I'll suggest this: Try out some headphones that are bass boosters. Beats by Dr Dre will do fine. You can try them out at a shop. See if you like the sound of the lows. If yes, then either you need a bass booster amp (not a good choice), or bass booster headphones/earphones (not the Beats, though).



 

post #25 of 38
Thread Starter 

Ok, i've got my Sansaclip + Phonak Audeo PFE-232. :)

 

Just did my first listening tests.The first thing i noticed is it sounds much better with the Nano. So i just think it's the SE535 / Nano combo i don't like.

It sounds much more balanced and controlled on the Phonak. (even though it has a slightly higher impedance as the Shure's). 

The EQ (even classical or Electronic) still seems to make it worse though. The off setting sounds the best, more open and live like. Any other setting only makes it more veiled in some parts. 

It is however much more balanced sounding on the Phonak, so i don't really feel the need to change it so far. 

 

I also prefer it over the Shure's on the S2 so far. And i don't even need to point out what part, it's just everything so it seems, aside from possibly the soundstage, which seems to be wider on the Shure's, where the Phonak has more depth. 

 

But the Sansa however, although it seems to sound nice, has a serious power issue. It's on max now and it's still too low for my preference. It's somewhere distant.

So i guess, in this case, an amp would be needed. 

 

In time i'll write a review about the Phonak, so far i'm very impressed. 

 

The thing is, i'm no basshead at all. But bass IS an important part of music, it gives much depth, rhythm and warmth. 

I hate booming bass. I prefer an agile punchy, thin even but present, bass without being too solid. I prefer speed over laziness sort of speak. 

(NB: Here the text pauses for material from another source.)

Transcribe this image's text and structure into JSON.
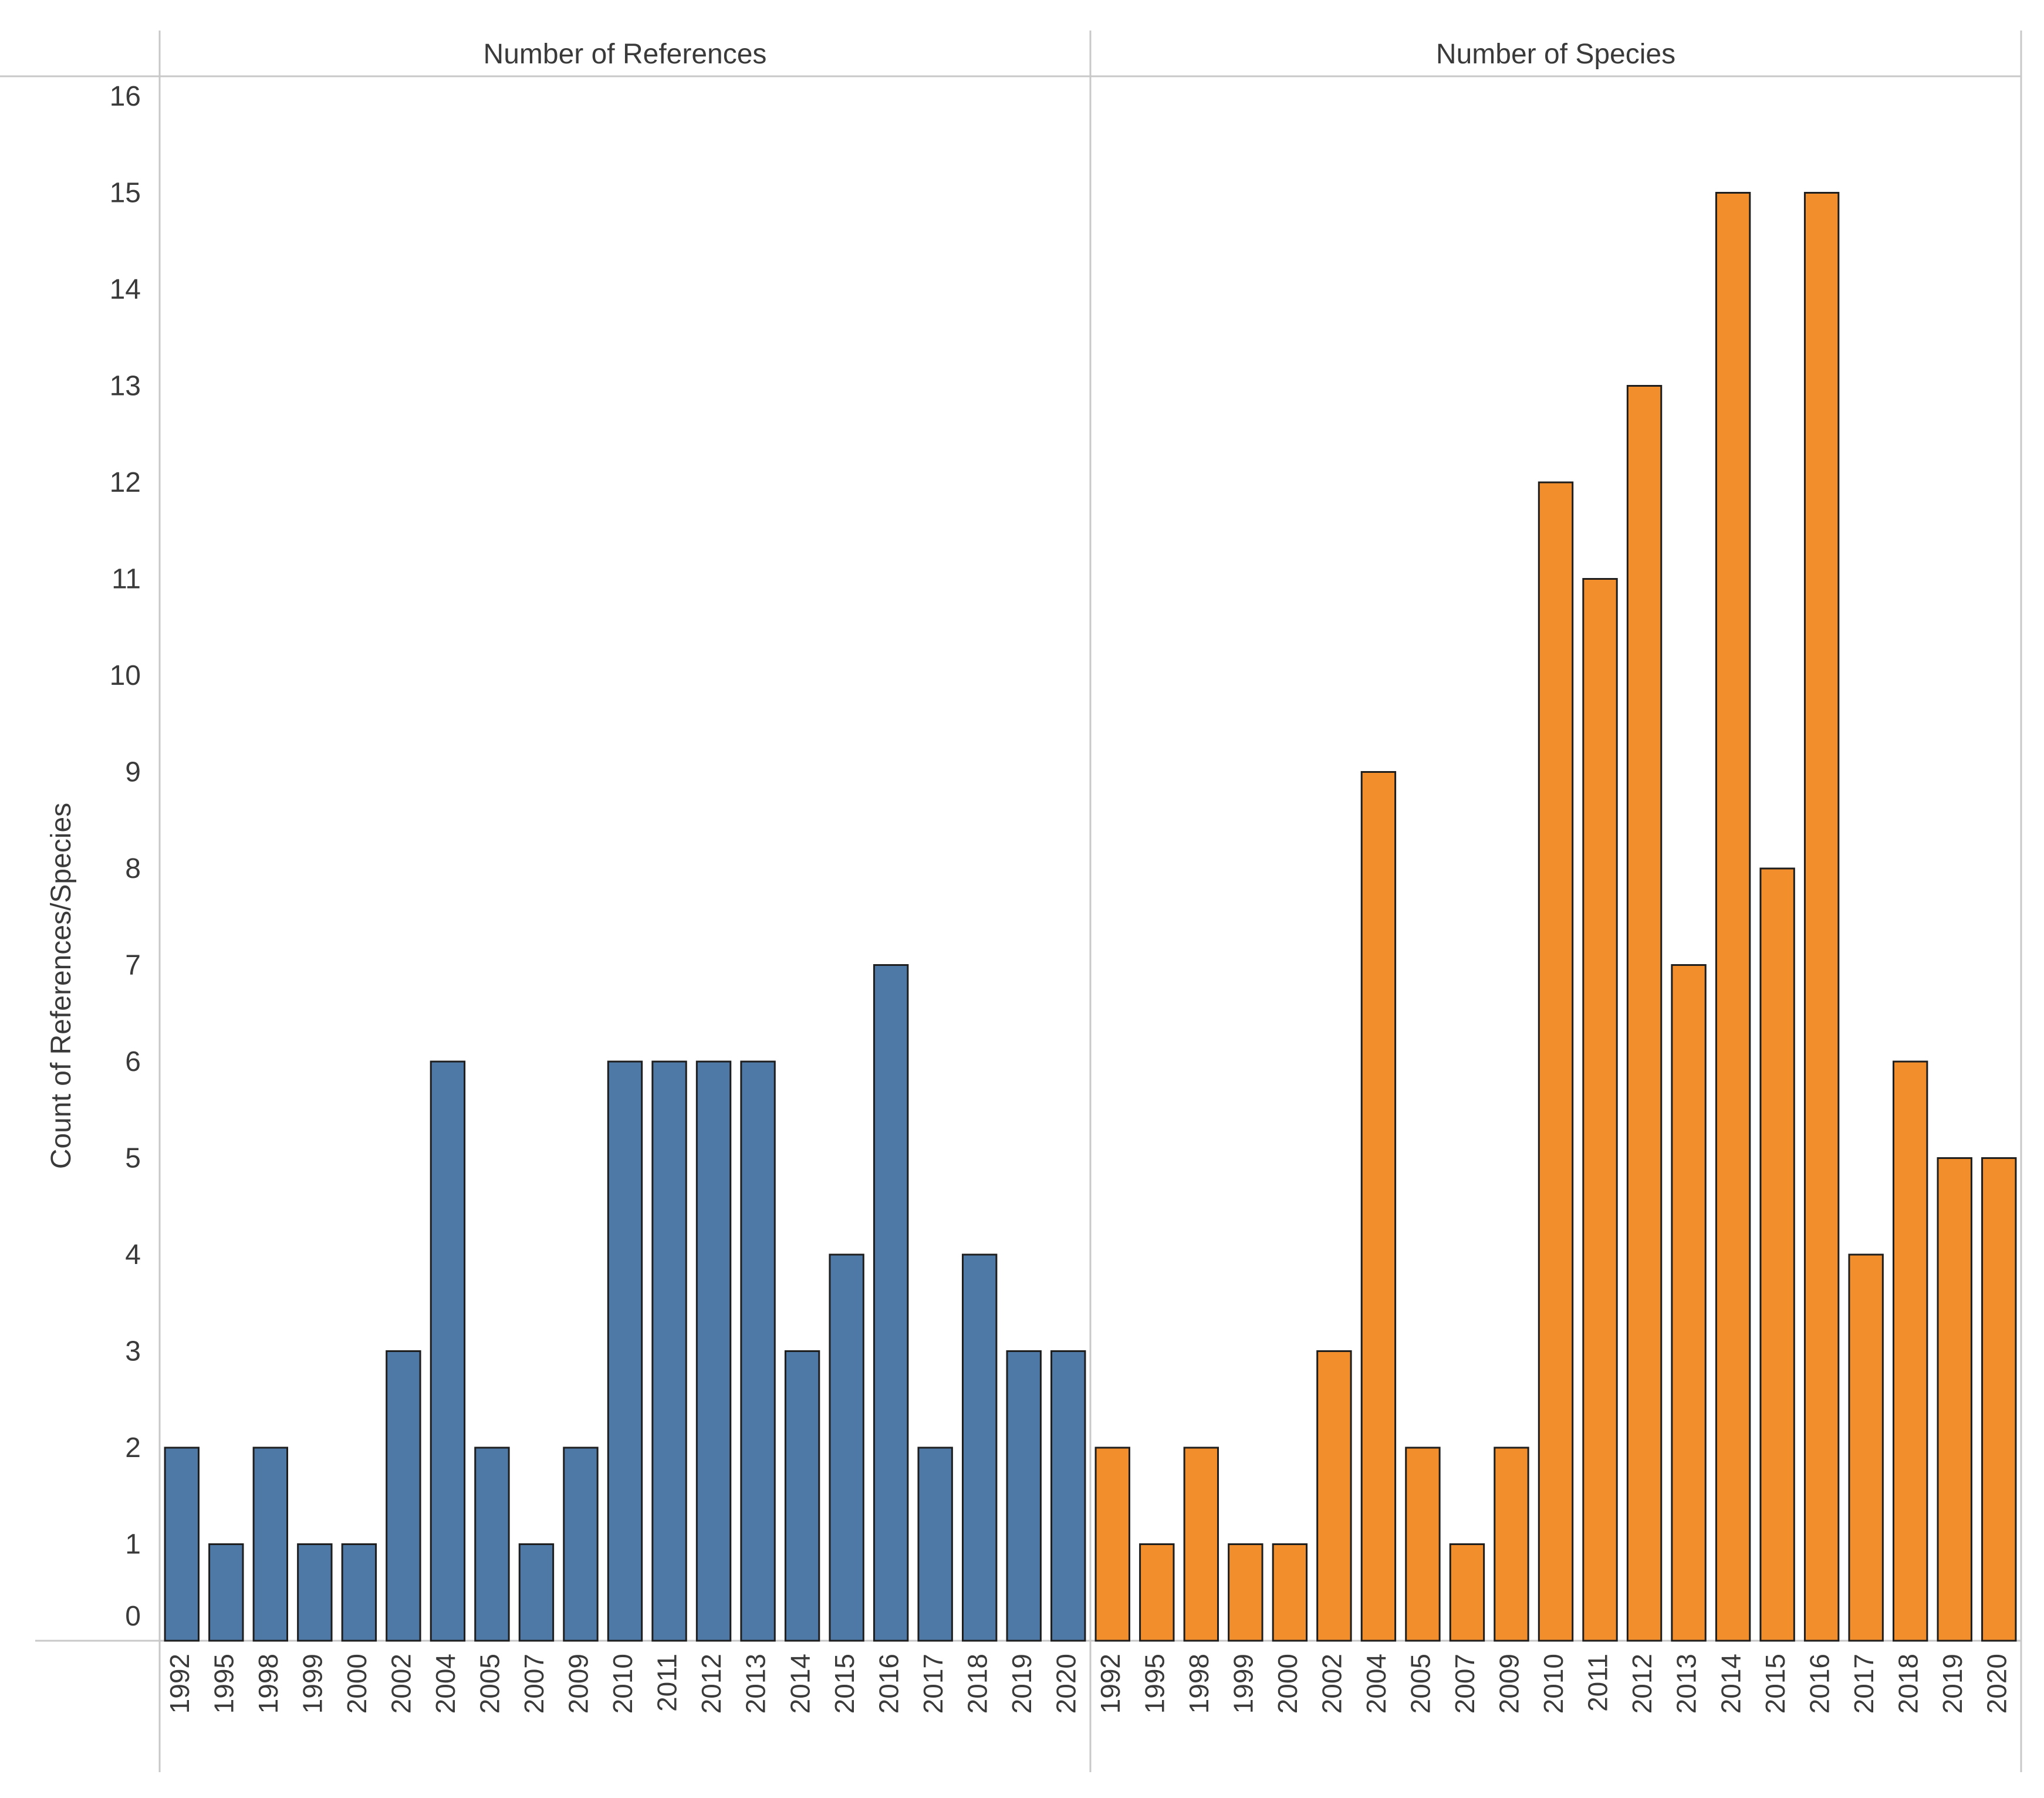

This seems to be better done on the Phonaks compared to the Shure. 

 

EDIT: Just installed rockbox on the Sansa and this seems to fix the power issue :) It can go much louder now :D


Edited by Xstream - 4/11/12 at 8:30am
post #26 of 38

The only thing I don't like about the Sansa Clip+ is that when reading information from the external card, it makes squiggle noises in the background, and that happens every 15 seconds. Yes, I use rock box, and no, using stock firmware isn't a possibility. The sansa is rotting in a camera bag somewhere now as I cannot stand the squiggle since I listen to low volumes that are not loud enough to overcome the squiggle (nor even if they were, would I like to use such a player for very long). 

 

Too bad as I love the size and format and of course, rock box.

post #27 of 38
Thread Starter 

Hm, don't notice any squiggle noise so far, but it may come at some point. If so that would be highly annoying. But i'm not using an external SD yet, so that might be it. 

So far i can't keep that smile of my face. I think i've never experienced portable music this good so far. Especially the Phonak is amazing! All the details and clear/open sound without any hissing and losing warmth/musicality is just pure enjoyment :) (comes at a price though :))

 

By the way, i see you have quite an inventory of equipment in your profile.

What are your experiences so far with the amps / headphones used (favorites)?

 

 


Edited by Xstream - 4/11/12 at 9:00am
post #28 of 38

Hi! I've been reading your thread. I am finding an Amp for my SE 535 + Ipod nano as well! Which one did you go with finally? :)

post #29 of 38
Thread Starter 

See mylast posts. I dropped the Nano and the SE535's for de Sansaclip + Phonak and i'm very happy now. Both were a very big improvement. No more iPod's for me :) Had 2 and sold both within a few weeks of disappointment. I still use the SE535 occasionally, but i'm always happy when i can go back to the Phonak. Don't feel the need for an amp anymore with this setup. 

post #30 of 38

Hi! Thats great :) Which Phonak are you using? When you were using your nano + 535 combo. Did you ever use an amp with that? I am trying to find an amp that is best for that combo :) Thank you!